Published 12:00 am Tuesday, November 11, 2008

By Hugh Deadwyler
For the Salisbury Post
Veterans are all a special breed of people.
From basic training that molds a disparate group of individuals into a disciplined and fit unit to each individual’s specific duty assignment, the military leaves its stamp on every veteran.
I got into serving veterans, as a veteran outpatient myself, this way.
After being treated from a long slide into depression I was finally released from the hospital.
Lynn Bolick , my social worker, told me in 2003, “You’re not going to lie around all day with the sheet covering your head; you’re going to work at the VA.”
I gulped, and asked, “When Lynn?”
She said, “Tomorrow.
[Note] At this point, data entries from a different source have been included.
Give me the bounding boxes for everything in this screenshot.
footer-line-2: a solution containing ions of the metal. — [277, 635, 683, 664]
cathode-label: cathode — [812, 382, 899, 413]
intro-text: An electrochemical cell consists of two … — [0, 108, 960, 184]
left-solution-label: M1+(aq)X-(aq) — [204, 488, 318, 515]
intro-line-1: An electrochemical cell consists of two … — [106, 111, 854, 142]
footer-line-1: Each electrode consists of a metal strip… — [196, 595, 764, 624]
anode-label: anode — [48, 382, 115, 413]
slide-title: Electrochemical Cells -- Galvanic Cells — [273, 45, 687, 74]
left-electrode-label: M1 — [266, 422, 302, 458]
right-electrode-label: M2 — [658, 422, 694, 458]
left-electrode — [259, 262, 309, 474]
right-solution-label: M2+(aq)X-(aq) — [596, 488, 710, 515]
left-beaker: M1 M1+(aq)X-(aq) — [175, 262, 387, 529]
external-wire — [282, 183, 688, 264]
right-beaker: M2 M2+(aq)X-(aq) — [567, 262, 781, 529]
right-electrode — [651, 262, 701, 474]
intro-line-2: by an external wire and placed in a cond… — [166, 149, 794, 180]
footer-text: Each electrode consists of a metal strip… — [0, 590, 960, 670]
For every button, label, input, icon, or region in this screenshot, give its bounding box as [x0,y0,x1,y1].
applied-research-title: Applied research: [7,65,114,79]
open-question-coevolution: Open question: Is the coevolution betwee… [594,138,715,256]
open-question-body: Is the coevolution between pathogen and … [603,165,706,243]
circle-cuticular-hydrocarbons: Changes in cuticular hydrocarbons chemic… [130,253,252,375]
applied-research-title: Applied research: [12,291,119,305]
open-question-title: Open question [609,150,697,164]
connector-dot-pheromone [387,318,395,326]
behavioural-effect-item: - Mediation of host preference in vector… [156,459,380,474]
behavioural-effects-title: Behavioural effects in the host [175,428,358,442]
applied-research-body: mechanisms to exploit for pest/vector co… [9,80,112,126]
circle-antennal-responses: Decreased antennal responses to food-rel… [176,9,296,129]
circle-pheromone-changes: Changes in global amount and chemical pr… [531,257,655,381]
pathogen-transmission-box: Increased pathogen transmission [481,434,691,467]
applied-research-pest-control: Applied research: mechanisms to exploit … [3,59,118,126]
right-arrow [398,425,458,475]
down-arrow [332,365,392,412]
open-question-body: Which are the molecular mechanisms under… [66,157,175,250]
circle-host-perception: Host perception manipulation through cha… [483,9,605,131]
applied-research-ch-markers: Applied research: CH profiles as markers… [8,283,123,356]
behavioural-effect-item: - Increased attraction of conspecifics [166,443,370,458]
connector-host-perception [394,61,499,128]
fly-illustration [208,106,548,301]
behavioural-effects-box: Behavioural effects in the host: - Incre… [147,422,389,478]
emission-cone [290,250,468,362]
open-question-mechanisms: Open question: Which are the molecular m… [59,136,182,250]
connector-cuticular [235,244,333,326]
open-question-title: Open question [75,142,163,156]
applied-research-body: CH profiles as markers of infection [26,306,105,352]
I’ve got it all lined up with Holly Cormack, the incentive therapy job supervisor at the VA hospital.”
I have a very cool job. It’s mostly patient transport, pushing the patients from their wards to our physical rehab clinic and then wheeling them back again. I get to meet and know a lot of really neat older vets in our Extended Care and Rehabilitation Building.
We have so many vets with diabetes complications that it motivated me to lose 50 pounds and go on an exercise regimen to keep my diabetes in tight control.
I make ample pocket money, plus enough to buy my gas and lunch (Actually my lunch is taken care of by Sam Warlick and company, who serve in Rowan County’s free “Lunch and More Program” for seniors.)
It’s an on -all job, so I have lots of chill time to read and write in between my clinical duties of retrieving patients and going to get wheelchair parts.
On-call jobs are neat. In the ’90s I had a job working in security, for a lot of retired WWII veterans, at a very large senior living facility. I worked the third, overnight shift. I’ve always found it kind of exciting to stay up all night.
In between rounds, on a golf cart, I had plenty of time to read. There was another guard on duty with me. We coordinated first responders to the resident’s apartments when there was a medical emergency. So things could get real exciting, from time to time, in the middle of the night.
Back to now at the VA hospital… Some of my gifted clinician “bosses” I work for, and have worked for include: Eric Andrews, Leanetta Chambers, Tom O’Neil (print shop supervisor,) Dee Dee Macaulay, Julia Merrick and Mike Meyerhoeffer…
Things are well at the VA Medical Center here in Salisbury.

LifePlus columnist Hugh Deadwyler lives in Salisbury.